News came Tuesday on the front page of The New York Times that the Obama administration is delaying yet another provision of the Affordable Care Act—this time, an important one that will affect household pocketbooks in short order.
The article, by the well-connected veteran reporter Robert Pear, disclosed that a much-touted provision to limit out-of-pocket costs, a category that includes deductibles, coinsurance, and copayments, will be delayed for a year. If the provision were to take effect as scheduled, next year, consumers with insurance purchased on the individual market and those with employer coverage would have to pay no more than $6,350 out of pocket, or no more than $12,700 for families.
These are already big chunks of dough for families who amass high medical bills, but the delay means that they might continue paying much more. Many insurance policies, particularly those sold in the individual market, currently require consumers to pay very high out-of-pocket costs, sometimes as much as $15,000 or $20,000. For that reason, the limits have been widely regarded as one of Obamacare’s most valuable protections.
But according to the Times, insurers and employers successfully argued that they need more time to comply with the new rules, in part because they use separate companies to administer major medical and drug coverage policies, each with their own limits on out-of-pocket costs. “In many cases, the companies have separate computer systems that cannot communicate with one another,” the Times reported. An unnamed senior official said the administration had to “balance the interests of consumers with the concerns of health plan sponsors and carriers.”

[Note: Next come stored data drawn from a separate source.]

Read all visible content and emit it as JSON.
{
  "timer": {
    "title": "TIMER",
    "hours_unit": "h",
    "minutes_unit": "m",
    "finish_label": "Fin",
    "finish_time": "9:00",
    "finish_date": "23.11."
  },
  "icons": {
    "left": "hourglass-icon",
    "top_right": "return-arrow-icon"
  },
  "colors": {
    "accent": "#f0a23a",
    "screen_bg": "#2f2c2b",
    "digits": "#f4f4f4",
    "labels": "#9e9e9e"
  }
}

Goodness! The administration has been doing a lot of balancing lately. The employer mandate requiring businesses to provide insurance to full-time workers was delayed because firms needed more time to comply. SHOP exchanges for small businesses will only offer one insurance policy in many states next year, due to what the administration described as “operational challenges.” Penalties for smokers in the form of higher premiums also are delayed; same rationale. So the latest news delivered by the Gray Lady the public might be seen as part of a trend, and well-informed readers—which, to be fair, is not very many people—might be getting a becoming a tad skeptical about when many of the law’s benefits will materialize.
But if there’s a backstory to the administration’s ongoing delays to mollify stakeholders with the big bucks, there’s also a backstory to the coverage article that says something about how our profession still works, and whether that should change.
The Times piece, as you might expect, generated tons of pick-up from bloggers on the left and right who interpreted the delay in ways that fit their politics, and from mainstream outlets that noted somewhat matter-of-factly another provision faced a delay. The Times, for its part, played up the “scoop” angle. The administration had actually announced the delay back in February, and the Times article called it a “little noticed ruling” that was “obscured in a maze of legal and bureaucratic language that went largely unnoticed.” Steve Kenny, the night editor in the paper’s Washington bureau, tweeted, “Another speed bump for the Affordable Care Act found by the NYT’s Robert Pear.” Even the rival Wall Street Journal acknowledged in its own rehash of the story that “the delay went largely unnoticed until a report this week in the New York Times.”
Found by Pear? Well, it’s a bit more complicated than that. The Times story was valuable, and certainly brought the news to a much wider audience. But it turns out that patient advocacy groups have been objecting to the delay for months, and the trade publication Modern Healthcare had covered the latest development in that wrangling about a week before the NYT article appeared. Ashok Selvam’s write-up requires (free) registration, but here’s the lede:
Patient advocacy groups seeking to protect patients with chronic conditions from an exception that could increase out-of-pocket spending beyond the limits set in the federal healthcare reform law aren’t happy with the terse response they received on Tuesday from the U.S. Labor Department.
The government’s response indicates that patients could face much higher out-of-pocket costs than the limits established by the Patient Protection and Affordable Care Act.
The Labor Department told patient groups, including the National Health Council, Easter Seals and the Epilepsy Foundation, that it won’t reverse its policy issued in February for the millions of Americans who have either group coverage through their employer or buy individual health insurance.
And the author of the Politico Pulse email blast expressed some amusement at the opportunistic reaction from DC Republicans to the Times story, reporting the delay “became fairly well known in the policy world by April when some consumer groups including ACSCAN [American Cancer Society Consumer Action Network] publicized it.”
A couple takeaways from all this:
• If you’re a reporter for a general-interest publication, you should be reading trade publications on your beat. Often the best stories sprout from them.
• Sharing credit is good manners and there’s nothing wrong with taking a deserved victory lap, but let’s spend less time worrying about who gets the story first (even if we’ve all been trained, for years, to worry about just that). As Reporting On Health’s Michelle Levander has pointed out, the new journalistic age demands collaboration. The important story going forward is not journo-world wrangling but what effect the delay will have on ordinary people. In other words, there’s a pocketbook story to be told.